Tip: addFixedParams can be used to prevent sensitive data from being accidentally deleted or modified, such as system built-in roles, administrator accounts, etc. These constraints work in combination with role permissions, ensuring that even with permissions, protected data cannot be manipulated.

#Check Permissions (can)

acl.can() is used to check whether a role has permission to execute a specified operation, returning a permission result object or null. Commonly used to dynamically check permissions in business logic, such as determining whether certain operations are allowed based on roles in middleware or operation handlers.

const result = acl.can({
  roles: ['admin', 'manager'], // Can pass a single role or role array
  resource: 'orders',
  action: 'delete',
});

if (result) {
  console.log(`Role ${result.role} can execute ${result.action} operation`);
  // result.params contains fixed parameters set through addFixedParams
  console.log('Fixed parameters:', result.params);
} else {
  console.log('No permission to execute this operation');
}

Tip: If multiple roles are passed, each role will be checked sequentially, and the result for the first role that has permission will be returned.

Type definitions:

interface CanArgs {
  role?: string;      // Single role
  roles?: string[];   // Multiple roles (checked sequentially, returns the first role with permission)
  resource: string;   // Resource name
  action: string;    // Operation name
}

interface CanResult {
  role: string;       // Role with permission
  resource: string;   // Resource name
  action: string;    // Operation name
  params?: any;       // Fixed parameter information (if set through addFixedParams)
}

#Register Configurable Operations (setAvailableAction)

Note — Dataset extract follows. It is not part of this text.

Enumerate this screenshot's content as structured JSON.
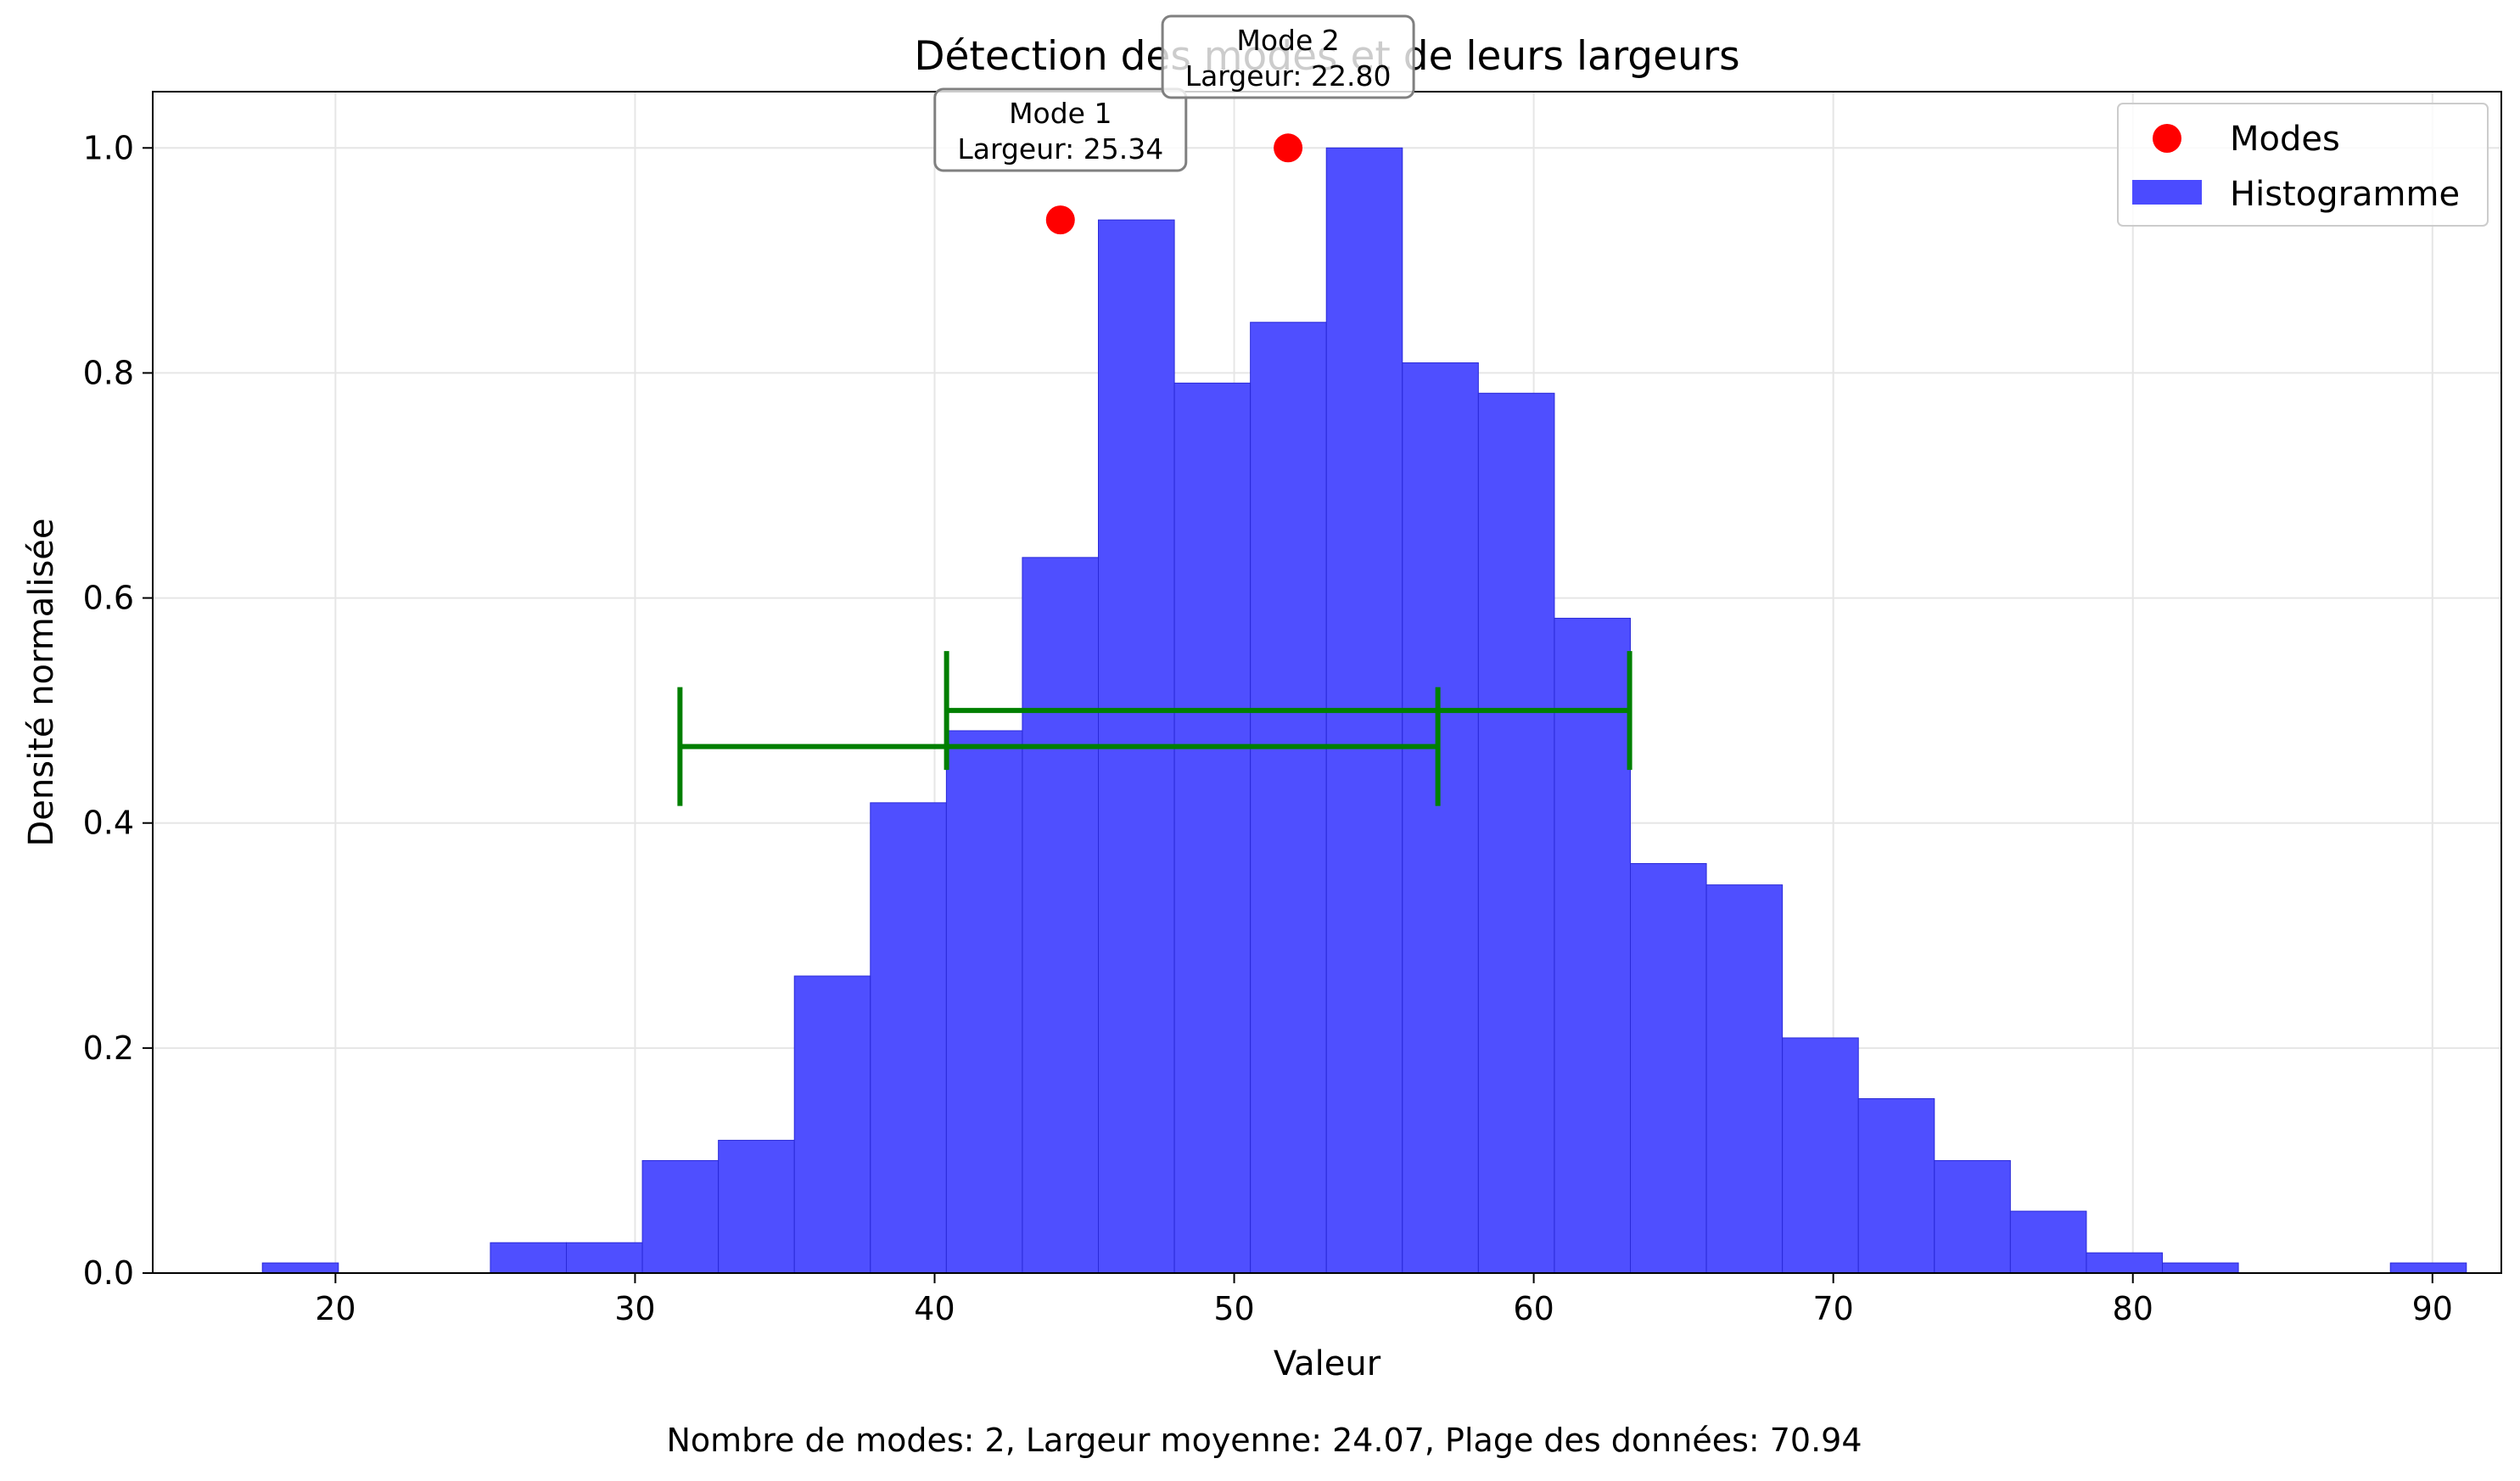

If you want custom operations to be configurable on the interface (such as displaying in the role management page), you need to use setAvailableAction to register them. Registered operations will appear in the permission configuration interface, where administrators can configure operation permissions for different roles.

acl.setAvailableAction('importXlsx', {
  displayName: '{{t("Import")}}', // Interface display name, supports internationalization
  type: 'new-data',               // Operation type
  onNewRecord: true,              // Whether to take effect when creating new records
});

Parameter description:

• displayName: Name displayed in the permission configuration interface, supports internationalization (using {{t("key")}} format)
• type: Operation type, determines the classification of this operation in permission configuration
  • 'new-data': Operations that create new data (such as import, create, etc.)
  • 'existing-data': Operations that modify existing data (such as update, delete, etc.)
• onNewRecord: Whether to take effect when creating new records, only valid for 'new-data' type

After registration, this operation will appear in the permission configuration interface, where administrators can configure the operation's permissions in the role management page.